PART II: “These were just people dealing with extraordinary circumstances.”

With a small budget, a quick 36-day shooting schedule, and a first-time feature film director in René, the production faced its own set of challenges. Longtime Companion was set almost entirely in New York City, except for a few sequences in the Pines on Fire Island, an exclusive gay beach town that had been hit particularly hard by the epidemic. The Pines is only accessible by ferry, so the cast and crew moved out there in May 1989 — right before the summer season started — to shoot the early, idyllic sections of the film.

Lucas: At first, the property association said, “No, you cannot film your movie in the Pines.” I called them up and said, “So I’m going to call the New York Times, and I’m just going to tell them you guys — every last one of you is gay — do not want to be associated, in 1989, with a disease. So what do you want to do about that?” And they said, “OK, make your movie here.”

Wlodkowski: Normally in May, you get two or two inches of rain on Long Island. That May, it rained 10 inches.

Lamos: It was awful watching that very first scene in the picture, where Campbell Scott [strips naked and] goes running into the water. If you’d just pulled back, you would’ve seen the entire crew in these parkas and hoods.

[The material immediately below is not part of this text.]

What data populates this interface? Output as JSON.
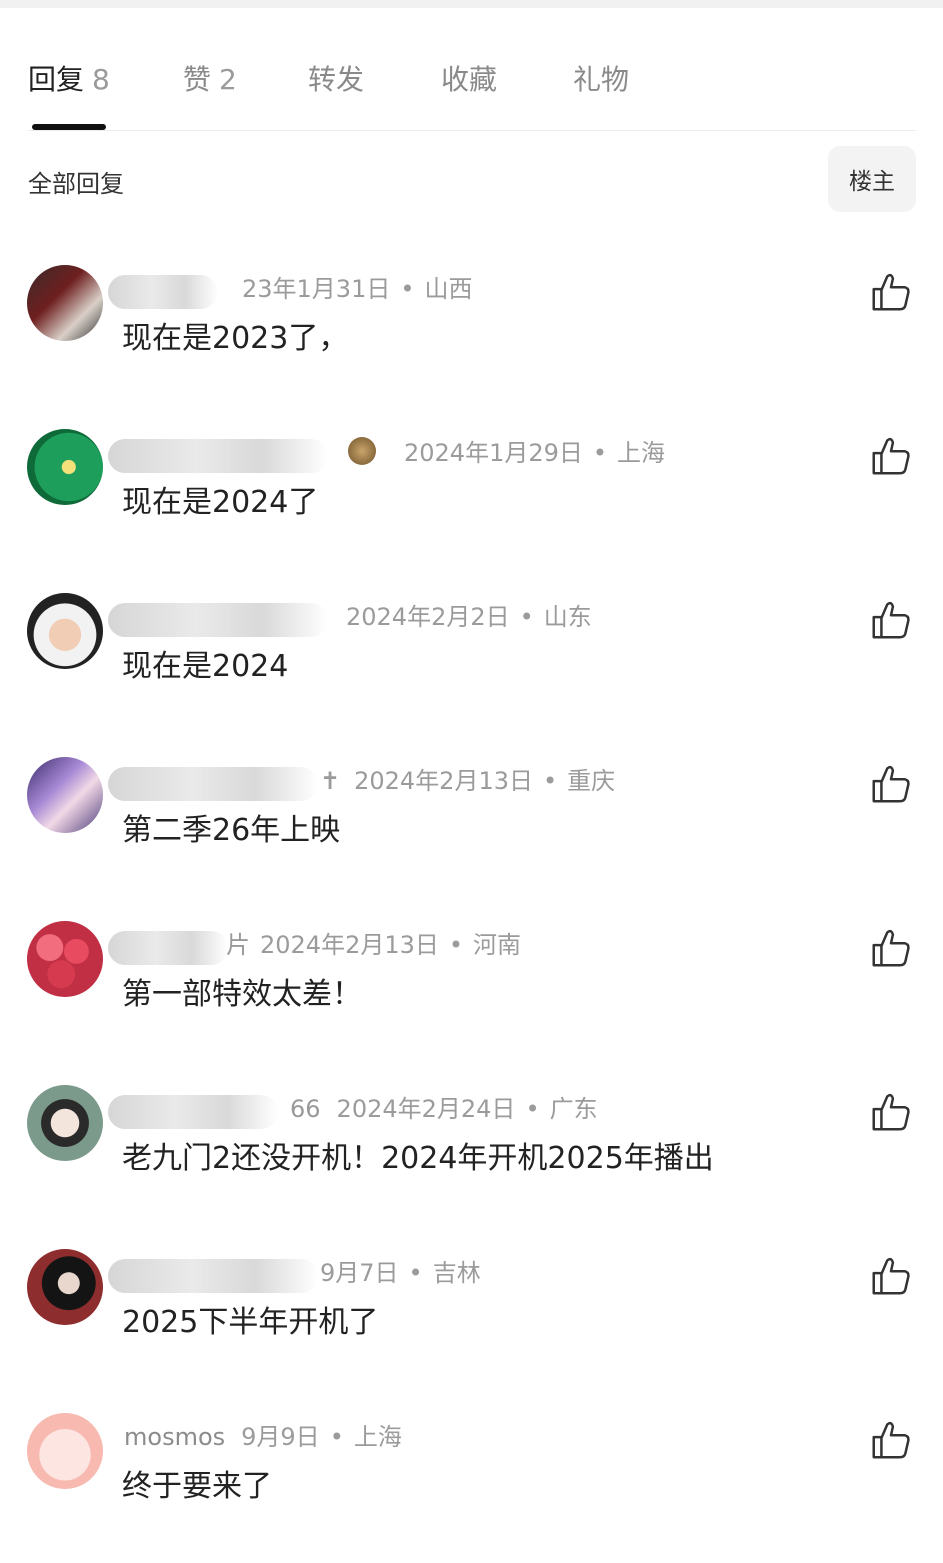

Campbell Scott (actor, Willy): The water was very cold. I was not acting. But that was perfect — it kind of sends the movie off with this [feeling of], “Oh, this is how wonderful and freeing it all was for a little while.”

Dermot Mulroney (actor, John): We all shacked up together in rental cottages. I was a 23-year-old straight kid, having my body makeup applied for this scene where I’m in the Speedo bathing suit. Freezing cold morning, wet sponges.

Jannelli: In retrospect, when I watch the film now, I think some of those foggy beach scenes are actually better because they seem so mysterious and almost heavenlike.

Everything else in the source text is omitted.